For Telecom, this sector is facing headwinds due to increasing competition for its clients, which is leading to both topline and bottomline stress for clients. However, traction prevails in Digital and Network Transformations.

Retail posted strong growth in Q1, led by ramp-up of past deals and continued momentum.

While spends by its CPG clients are increasing to stay relevant (against the likes of Amazon and Facebook), challenges in CPG still persist, which forces it to remain cautiously optimistic on this vertical.

Going ahead, revenue guidance for 2018-19 in constant currency stood at 6-8% and USD terms stood at 7-9%. It expects a gradual uptick in margins in the coming quarters and remains confident of remaining within its 22-24% OPM band for FY19.

With the increase in Digital contribution which has relatively higher gross margin business, improvement in productivity of FP projects and onsite pyramid rationalization, margins are expected to remain in the guided range despite planned investments.

The company had voluntarily delisted its American Depository Shares from Euronext Paris and London on July 5. Its ADS were removed from Euroclear France on July 10 due to low average daily trading volume.

The company had 209905 number of employees as of June-end as against 204107 as of March 31. The figure was at 198553 in the same quarter last year.

Attrition on consolidated basis jumped to 23% during the quarter against 19.50% in the preceding quarter. Some of the attrition is seasonal. The company has identified some specific interventions to bring attrition down.

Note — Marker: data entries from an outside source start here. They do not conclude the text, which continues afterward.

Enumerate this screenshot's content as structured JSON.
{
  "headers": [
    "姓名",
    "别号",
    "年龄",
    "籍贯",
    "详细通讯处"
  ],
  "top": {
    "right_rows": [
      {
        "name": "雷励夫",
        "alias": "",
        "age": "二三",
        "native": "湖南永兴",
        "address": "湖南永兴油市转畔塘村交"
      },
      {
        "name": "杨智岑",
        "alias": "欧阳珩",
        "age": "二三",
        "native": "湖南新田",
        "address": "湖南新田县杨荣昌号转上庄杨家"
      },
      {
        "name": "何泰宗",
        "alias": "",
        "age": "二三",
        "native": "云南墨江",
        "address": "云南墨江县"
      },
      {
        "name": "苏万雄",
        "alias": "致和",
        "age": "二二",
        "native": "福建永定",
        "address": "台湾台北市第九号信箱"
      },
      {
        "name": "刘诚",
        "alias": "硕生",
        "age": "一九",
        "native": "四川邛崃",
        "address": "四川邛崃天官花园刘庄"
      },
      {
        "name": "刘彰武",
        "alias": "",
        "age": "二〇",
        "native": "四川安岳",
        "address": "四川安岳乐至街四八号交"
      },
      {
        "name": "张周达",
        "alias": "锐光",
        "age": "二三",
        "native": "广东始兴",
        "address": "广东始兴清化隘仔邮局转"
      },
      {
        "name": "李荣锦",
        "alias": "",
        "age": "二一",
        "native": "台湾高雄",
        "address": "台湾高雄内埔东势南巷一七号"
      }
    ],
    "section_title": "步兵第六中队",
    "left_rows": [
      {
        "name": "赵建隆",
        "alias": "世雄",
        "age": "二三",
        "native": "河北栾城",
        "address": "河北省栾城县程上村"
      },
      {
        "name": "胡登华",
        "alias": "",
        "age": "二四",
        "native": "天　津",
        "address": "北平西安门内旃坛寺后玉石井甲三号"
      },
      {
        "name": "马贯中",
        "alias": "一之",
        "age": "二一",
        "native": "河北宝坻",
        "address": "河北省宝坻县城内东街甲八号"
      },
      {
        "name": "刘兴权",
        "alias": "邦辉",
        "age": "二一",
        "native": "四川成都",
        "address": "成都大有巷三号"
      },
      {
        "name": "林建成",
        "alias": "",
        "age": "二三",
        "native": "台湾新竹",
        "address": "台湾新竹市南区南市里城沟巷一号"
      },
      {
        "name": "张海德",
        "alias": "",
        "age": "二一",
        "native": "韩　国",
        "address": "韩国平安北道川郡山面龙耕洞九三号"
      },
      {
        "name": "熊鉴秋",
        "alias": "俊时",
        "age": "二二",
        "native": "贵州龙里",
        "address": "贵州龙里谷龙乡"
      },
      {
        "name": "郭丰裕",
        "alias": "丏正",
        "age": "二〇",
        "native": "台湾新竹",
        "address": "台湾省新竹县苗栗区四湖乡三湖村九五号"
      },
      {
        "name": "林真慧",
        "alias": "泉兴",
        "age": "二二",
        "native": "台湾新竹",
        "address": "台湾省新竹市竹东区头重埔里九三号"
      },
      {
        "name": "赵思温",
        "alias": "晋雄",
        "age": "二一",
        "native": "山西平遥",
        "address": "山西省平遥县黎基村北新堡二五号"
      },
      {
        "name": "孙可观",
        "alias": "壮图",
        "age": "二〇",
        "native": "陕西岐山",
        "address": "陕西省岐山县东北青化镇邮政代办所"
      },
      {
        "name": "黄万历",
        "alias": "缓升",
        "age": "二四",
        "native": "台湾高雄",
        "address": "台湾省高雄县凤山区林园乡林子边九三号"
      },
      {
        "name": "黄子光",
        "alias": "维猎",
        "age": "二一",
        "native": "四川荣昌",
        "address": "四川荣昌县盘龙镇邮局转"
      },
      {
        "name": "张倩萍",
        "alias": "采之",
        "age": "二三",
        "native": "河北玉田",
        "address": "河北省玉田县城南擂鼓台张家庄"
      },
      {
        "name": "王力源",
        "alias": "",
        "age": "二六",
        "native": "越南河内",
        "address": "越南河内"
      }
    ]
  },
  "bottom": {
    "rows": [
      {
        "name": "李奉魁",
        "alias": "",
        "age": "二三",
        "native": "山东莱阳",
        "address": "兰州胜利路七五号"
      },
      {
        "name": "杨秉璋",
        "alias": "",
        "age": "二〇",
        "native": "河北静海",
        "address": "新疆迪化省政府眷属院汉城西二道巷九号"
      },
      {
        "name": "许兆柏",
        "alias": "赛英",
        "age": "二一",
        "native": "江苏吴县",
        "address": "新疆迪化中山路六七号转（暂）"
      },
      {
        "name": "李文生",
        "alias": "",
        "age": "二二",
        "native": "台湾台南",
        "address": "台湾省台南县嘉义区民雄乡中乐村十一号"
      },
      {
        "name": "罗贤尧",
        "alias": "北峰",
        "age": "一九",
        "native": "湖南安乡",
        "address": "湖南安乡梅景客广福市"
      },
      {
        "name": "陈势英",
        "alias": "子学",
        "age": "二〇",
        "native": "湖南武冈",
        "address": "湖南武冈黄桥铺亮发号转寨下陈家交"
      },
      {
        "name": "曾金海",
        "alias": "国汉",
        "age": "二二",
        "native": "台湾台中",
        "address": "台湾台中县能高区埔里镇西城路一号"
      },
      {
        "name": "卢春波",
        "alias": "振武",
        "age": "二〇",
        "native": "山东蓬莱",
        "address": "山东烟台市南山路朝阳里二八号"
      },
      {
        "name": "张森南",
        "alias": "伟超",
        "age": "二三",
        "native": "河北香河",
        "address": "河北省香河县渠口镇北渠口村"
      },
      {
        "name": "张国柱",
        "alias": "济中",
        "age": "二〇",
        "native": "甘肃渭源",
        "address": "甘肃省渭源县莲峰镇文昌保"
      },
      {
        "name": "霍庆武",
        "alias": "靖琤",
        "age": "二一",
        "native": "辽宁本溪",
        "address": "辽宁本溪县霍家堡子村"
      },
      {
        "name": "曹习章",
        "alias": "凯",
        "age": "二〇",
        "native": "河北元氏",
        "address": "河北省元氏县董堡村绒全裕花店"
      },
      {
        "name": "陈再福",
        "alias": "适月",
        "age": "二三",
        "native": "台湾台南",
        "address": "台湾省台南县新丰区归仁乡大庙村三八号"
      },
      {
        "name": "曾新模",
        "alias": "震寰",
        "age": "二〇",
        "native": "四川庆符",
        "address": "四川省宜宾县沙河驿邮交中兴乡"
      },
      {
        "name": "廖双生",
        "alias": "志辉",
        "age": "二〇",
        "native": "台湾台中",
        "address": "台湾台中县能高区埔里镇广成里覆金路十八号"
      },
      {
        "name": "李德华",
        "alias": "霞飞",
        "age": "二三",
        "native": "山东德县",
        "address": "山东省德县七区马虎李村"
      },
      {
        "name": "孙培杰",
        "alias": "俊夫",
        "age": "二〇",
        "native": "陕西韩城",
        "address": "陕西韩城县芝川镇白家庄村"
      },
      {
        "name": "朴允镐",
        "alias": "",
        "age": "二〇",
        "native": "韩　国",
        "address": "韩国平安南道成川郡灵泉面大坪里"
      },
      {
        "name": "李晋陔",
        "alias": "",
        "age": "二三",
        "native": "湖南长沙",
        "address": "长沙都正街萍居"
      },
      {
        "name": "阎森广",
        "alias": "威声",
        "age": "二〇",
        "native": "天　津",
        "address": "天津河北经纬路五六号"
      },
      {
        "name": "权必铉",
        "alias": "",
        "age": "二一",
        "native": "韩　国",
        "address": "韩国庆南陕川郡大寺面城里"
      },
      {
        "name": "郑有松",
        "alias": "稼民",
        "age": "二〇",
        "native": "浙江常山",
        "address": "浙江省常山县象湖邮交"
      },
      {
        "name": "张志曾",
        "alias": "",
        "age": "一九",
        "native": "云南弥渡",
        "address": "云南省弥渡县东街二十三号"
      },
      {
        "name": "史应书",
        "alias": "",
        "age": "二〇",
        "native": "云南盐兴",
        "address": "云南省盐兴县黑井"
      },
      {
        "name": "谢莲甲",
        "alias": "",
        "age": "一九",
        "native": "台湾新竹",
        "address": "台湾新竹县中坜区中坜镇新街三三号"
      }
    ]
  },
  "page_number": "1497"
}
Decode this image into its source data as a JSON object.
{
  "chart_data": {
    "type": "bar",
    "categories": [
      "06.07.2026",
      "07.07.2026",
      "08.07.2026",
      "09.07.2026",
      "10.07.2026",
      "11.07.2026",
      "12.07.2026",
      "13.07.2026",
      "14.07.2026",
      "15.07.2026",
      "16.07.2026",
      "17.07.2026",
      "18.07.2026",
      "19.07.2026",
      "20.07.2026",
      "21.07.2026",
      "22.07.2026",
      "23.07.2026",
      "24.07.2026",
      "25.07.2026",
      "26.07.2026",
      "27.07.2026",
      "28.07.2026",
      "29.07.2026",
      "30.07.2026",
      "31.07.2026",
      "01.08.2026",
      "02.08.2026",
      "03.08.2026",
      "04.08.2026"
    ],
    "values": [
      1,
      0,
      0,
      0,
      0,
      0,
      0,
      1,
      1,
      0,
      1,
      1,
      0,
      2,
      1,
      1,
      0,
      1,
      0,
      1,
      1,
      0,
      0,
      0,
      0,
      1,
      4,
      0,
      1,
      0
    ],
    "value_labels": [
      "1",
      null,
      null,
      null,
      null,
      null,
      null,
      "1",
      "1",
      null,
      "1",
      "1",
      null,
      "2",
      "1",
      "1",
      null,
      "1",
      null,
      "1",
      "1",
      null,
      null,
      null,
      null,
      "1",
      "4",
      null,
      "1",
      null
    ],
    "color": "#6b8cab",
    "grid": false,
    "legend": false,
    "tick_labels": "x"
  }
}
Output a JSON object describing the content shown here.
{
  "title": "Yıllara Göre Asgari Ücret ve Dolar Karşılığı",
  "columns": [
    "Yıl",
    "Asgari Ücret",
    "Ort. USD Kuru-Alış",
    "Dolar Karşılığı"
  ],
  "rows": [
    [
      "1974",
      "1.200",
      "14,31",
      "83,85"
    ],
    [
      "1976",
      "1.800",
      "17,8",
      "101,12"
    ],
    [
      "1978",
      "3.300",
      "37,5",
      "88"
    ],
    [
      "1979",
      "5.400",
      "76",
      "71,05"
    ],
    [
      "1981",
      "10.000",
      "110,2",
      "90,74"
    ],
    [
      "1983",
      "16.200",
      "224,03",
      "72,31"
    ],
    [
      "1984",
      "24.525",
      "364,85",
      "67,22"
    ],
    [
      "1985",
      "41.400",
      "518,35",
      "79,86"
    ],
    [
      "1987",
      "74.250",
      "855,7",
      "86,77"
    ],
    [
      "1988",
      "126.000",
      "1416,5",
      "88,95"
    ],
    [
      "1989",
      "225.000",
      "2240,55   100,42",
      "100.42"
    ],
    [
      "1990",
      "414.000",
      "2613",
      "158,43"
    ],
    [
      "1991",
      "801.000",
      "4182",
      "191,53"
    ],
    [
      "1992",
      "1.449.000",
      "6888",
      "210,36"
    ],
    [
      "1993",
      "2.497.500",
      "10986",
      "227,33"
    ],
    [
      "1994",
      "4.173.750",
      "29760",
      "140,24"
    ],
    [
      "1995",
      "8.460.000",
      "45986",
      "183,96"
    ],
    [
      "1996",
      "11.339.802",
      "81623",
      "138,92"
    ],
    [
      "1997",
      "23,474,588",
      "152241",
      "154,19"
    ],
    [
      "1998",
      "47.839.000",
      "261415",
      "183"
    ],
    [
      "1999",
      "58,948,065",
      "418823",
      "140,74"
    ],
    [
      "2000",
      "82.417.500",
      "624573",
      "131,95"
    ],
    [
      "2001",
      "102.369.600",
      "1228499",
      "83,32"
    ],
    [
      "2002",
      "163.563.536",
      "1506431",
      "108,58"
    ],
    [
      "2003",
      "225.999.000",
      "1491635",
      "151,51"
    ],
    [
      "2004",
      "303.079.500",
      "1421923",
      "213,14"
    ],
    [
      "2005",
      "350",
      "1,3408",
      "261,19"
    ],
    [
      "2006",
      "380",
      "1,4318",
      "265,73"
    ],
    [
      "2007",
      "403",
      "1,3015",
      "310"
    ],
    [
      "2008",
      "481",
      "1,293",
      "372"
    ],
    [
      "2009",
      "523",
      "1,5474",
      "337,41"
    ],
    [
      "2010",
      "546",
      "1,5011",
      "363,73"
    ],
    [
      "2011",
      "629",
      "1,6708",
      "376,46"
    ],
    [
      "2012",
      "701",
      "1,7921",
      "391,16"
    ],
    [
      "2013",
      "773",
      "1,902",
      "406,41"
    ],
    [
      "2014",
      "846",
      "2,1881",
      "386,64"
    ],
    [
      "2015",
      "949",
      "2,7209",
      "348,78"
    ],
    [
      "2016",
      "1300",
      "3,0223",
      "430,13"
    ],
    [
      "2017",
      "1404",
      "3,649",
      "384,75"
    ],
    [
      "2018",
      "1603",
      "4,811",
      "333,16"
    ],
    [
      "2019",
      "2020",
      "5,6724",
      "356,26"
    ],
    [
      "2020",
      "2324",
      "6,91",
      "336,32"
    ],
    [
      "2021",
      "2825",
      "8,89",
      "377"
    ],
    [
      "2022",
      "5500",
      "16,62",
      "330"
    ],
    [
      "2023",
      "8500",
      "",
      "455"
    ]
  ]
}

Onsite mix decreased further in this quarter and now stands at lowest in last 14 quarters. Onsite employee cost decreased to 37.9% against 38.3% qoq.

Growth in India declined by 4.1%, while that in the rest of the world rose 5.3%.

It will continue to invest in digital services ranging from big data analytics to artificial intelligence that deliver higher margins so that it can counter lower spending and a move to automation by its clients.

The company sees good traction starting to come in the banking and insurance space, and especially in insurance activity.

The outlook of the financial services vertical remains positive and it sees it as the foundation of driving the business.